L’Agence congolaise de presse (ACP) révèle une découverte glaçante au Sud-Kivu : onze fosses communes ont été mises au jour dans les cités de Sange et de Luvungi, dans le territoire d’Uvira, sept mois après les massacres attribués aux rebelles du M23. Cette découverte est le résultat d’une enquête menée conjointement par l’Auditorat militaire supérieur du Sud-Kivu et la 33ᵉ région militaire. Selon le colonel-magistrat Kumbu Ngoma, plusieurs sites d’inhumation collective ont été identifiés, avec des éléments susceptibles de servir de preuves dans de futures poursuites pour crimes graves.
Sur le terrain, La Tempête des Tropiques fait état d’une nouvelle flambée de violences dans les groupements de Kibabi I et II, où les affrontements opposant l’AFC/M23 aux combattants Wazalendo se poursuivent à l’arme lourde et légère.

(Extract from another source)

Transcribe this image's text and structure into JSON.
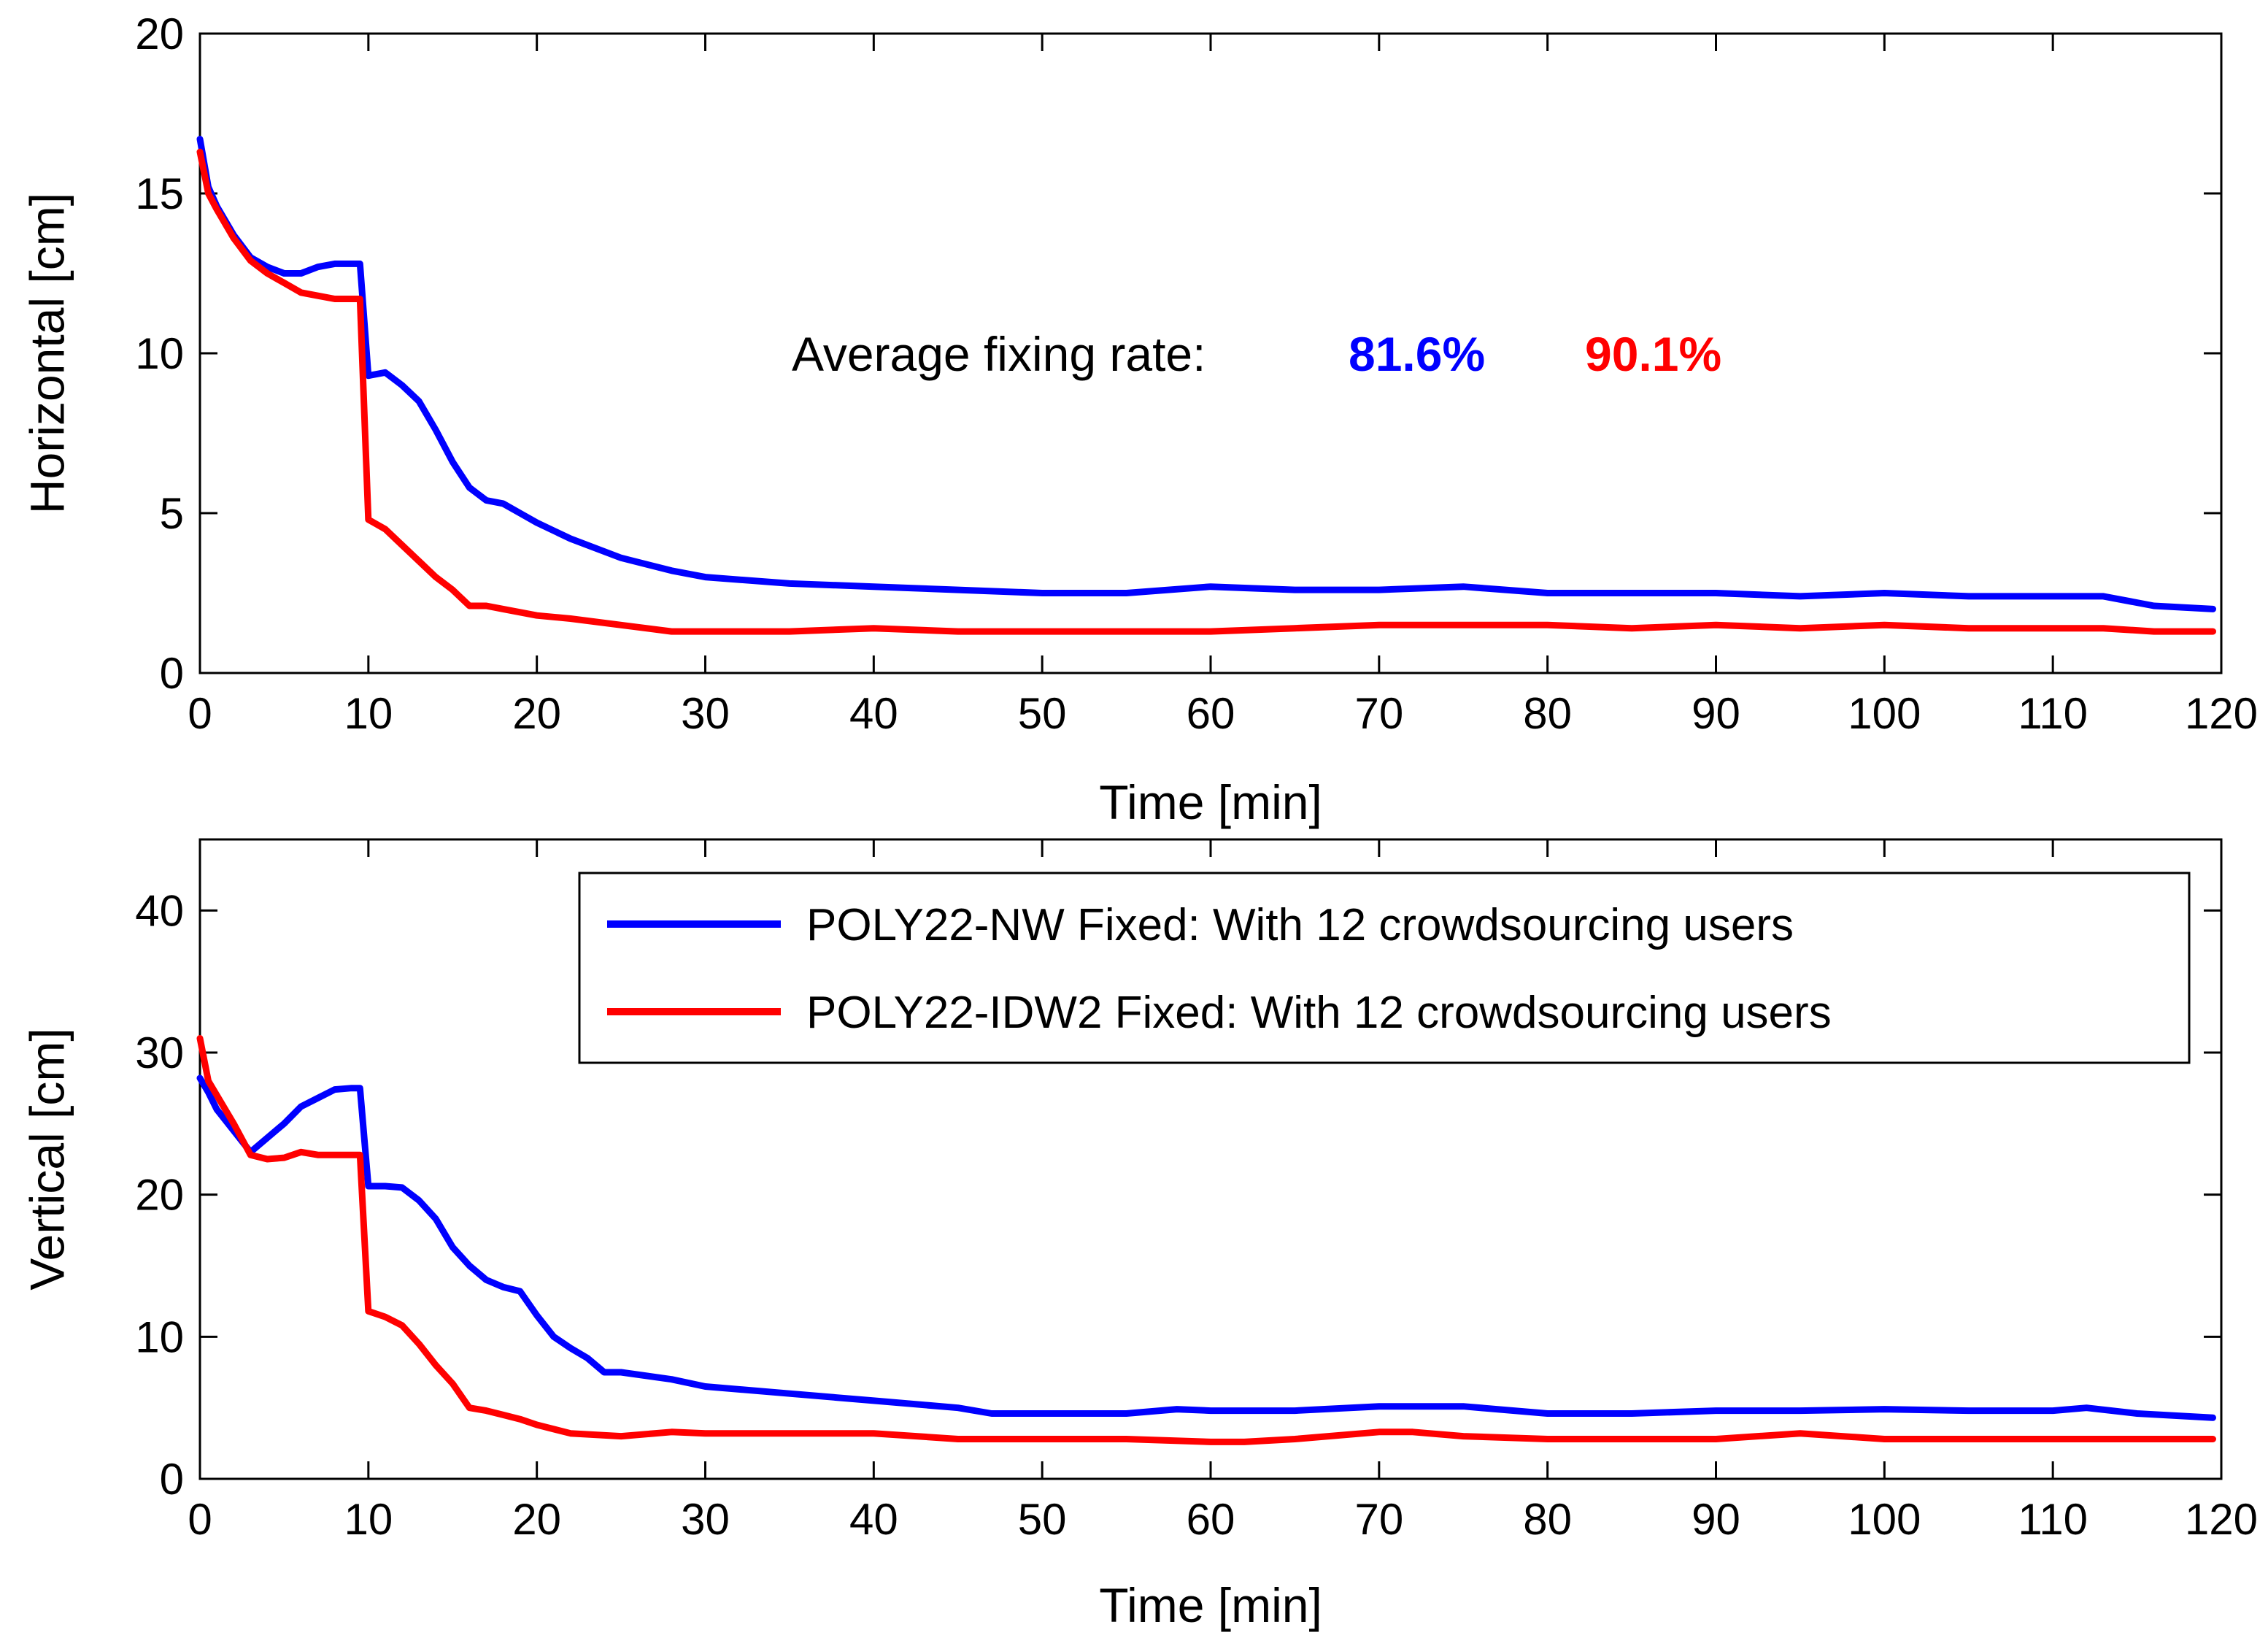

Citant la société civile, le quotidien explique que ces offensives viseraient à consolider l’emprise des rebelles autour du stratégique site minier de Rubaya ainsi que du centre commercial de Ngungu, accentuant ainsi l’insécurité et les souffrances des populations civiles.
Face à cette détérioration persistante, Le Potentiel rapporte que les ministres Shabani et Anzuluni appellent à une mobilisation des États de la sous-région afin de contenir l’escalade de la violence. Les deux responsables plaident pour une concertation régionale renforcée, estimant qu’une réponse collective demeure indispensable pour restaurer durablement la stabilité dans l’Est du pays.
La recherche de la paix alimente également le débat politique. Actualité.cd relaie l’analyse du politologue Bob Kabamba, selon laquelle « l’option paix passe toujours avant l’option justice ». L’universitaire rappelle que les précédents processus de sortie de crise en RDC ont souvent privilégié les compromis politiques et la réconciliation avant les poursuites judiciaires, une approche qu’il considère comme récurrente dans l’histoire récente du pays.
Toutefois, cette vision ne fait pas l’unanimité. Le même média souligne que la société civile du Nord-Kivu exige avant tout le rétablissement effectif de l’autorité de l’État dans les territoires occupés. Les forces vives locales estiment qu’aucun référendum ni aucune grande initiative politique ne devrait être envisagé tant que la sécurité ne sera pas rétablie et que les populations déplacées n’auront pas regagné leurs localités.
À travers ces différentes publications, la presse congolaise met en lumière une évidence : au-delà des initiatives diplomatiques et des débats politiques, la restauration de la sécurité demeure la condition essentielle pour espérer une paix durable dans l’Est de la République démocratique du Congo.